A palavra e a imagem começaram a crescer e eu fiquei até os anos 70 na Abril. Depois fui para Nova York fazer um estágio na “Happers Bazzar” e de lá retornei novamente para a Abril, mas a revista que eu ia trabalhar fechou, era Revista 70. Foi aí que tive a ideia de abrir a primeira assessoria de moda do Brasil, a Choc.

Fiquei um bom tempo nesse trabalho.
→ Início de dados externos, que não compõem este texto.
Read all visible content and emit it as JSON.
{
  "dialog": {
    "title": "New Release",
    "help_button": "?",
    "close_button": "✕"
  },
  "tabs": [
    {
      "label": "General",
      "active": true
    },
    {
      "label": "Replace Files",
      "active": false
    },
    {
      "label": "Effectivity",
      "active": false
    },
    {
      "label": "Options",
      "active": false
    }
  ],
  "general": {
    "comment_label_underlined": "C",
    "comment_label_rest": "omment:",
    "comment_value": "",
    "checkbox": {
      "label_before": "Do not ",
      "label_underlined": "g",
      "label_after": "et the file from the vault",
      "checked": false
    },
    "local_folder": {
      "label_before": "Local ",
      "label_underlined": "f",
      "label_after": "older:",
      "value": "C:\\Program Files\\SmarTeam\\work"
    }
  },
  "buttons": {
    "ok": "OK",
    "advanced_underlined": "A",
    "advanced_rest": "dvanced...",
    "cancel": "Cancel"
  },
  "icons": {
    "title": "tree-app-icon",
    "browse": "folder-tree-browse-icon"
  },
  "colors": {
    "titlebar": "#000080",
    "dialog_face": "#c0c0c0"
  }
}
Quando eu voltei de Paris, em 1975, comecei a trabalhar na Vogue.


Como foi trabalhar na Vogue logo quando ela estava estreando no Brasil?
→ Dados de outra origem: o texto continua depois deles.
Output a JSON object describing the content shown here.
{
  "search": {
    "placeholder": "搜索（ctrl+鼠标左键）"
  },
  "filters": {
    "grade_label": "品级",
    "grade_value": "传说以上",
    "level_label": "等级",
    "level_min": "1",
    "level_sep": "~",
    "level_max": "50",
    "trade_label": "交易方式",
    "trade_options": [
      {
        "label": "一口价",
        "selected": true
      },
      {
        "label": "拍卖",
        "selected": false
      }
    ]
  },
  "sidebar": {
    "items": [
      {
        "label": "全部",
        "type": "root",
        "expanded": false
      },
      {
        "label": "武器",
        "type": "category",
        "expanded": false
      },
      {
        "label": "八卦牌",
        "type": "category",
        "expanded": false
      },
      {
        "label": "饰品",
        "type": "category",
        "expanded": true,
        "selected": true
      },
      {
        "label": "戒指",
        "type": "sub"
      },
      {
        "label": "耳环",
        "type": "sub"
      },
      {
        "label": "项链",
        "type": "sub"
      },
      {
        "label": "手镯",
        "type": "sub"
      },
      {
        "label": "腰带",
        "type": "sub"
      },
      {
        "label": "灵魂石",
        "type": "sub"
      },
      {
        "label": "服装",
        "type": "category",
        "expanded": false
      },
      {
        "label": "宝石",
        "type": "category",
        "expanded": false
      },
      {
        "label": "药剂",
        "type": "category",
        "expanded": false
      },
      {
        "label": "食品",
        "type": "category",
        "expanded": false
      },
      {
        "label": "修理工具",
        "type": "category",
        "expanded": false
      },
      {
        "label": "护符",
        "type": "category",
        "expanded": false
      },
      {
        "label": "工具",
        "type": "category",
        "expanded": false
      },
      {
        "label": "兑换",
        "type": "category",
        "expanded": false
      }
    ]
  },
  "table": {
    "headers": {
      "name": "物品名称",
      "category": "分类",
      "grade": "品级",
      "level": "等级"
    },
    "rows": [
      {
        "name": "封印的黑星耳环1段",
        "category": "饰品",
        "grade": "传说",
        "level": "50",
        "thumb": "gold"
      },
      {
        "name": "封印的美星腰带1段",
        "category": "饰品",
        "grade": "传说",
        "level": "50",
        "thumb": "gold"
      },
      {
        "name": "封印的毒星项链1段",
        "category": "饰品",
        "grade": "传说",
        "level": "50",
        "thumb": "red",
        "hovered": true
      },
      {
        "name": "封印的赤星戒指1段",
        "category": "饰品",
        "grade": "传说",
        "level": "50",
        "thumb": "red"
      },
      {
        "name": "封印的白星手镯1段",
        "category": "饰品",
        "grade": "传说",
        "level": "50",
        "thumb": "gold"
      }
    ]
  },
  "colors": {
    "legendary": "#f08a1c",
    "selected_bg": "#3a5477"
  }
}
Eu tinha um descompasso muito grande entre o título da revista, a magia do nome Vogue, e a moda brasileira, a roupa fabricada por aqui. 

Às vezes eu tinha que destruir a roupa para construir outra imagem, e comecei um trabalho pioneiro que foi da produção do styling da moda, que naquele tempo era muito mais difícil do que hoje por muitas razões: primeiro porque a roupa era muito ruim mesmo e, segundo, porque não existia computador e essa tecnologia que temos hoje. Então o clique tinha que ser mágico naquele segundo, não dava para arrumar depois.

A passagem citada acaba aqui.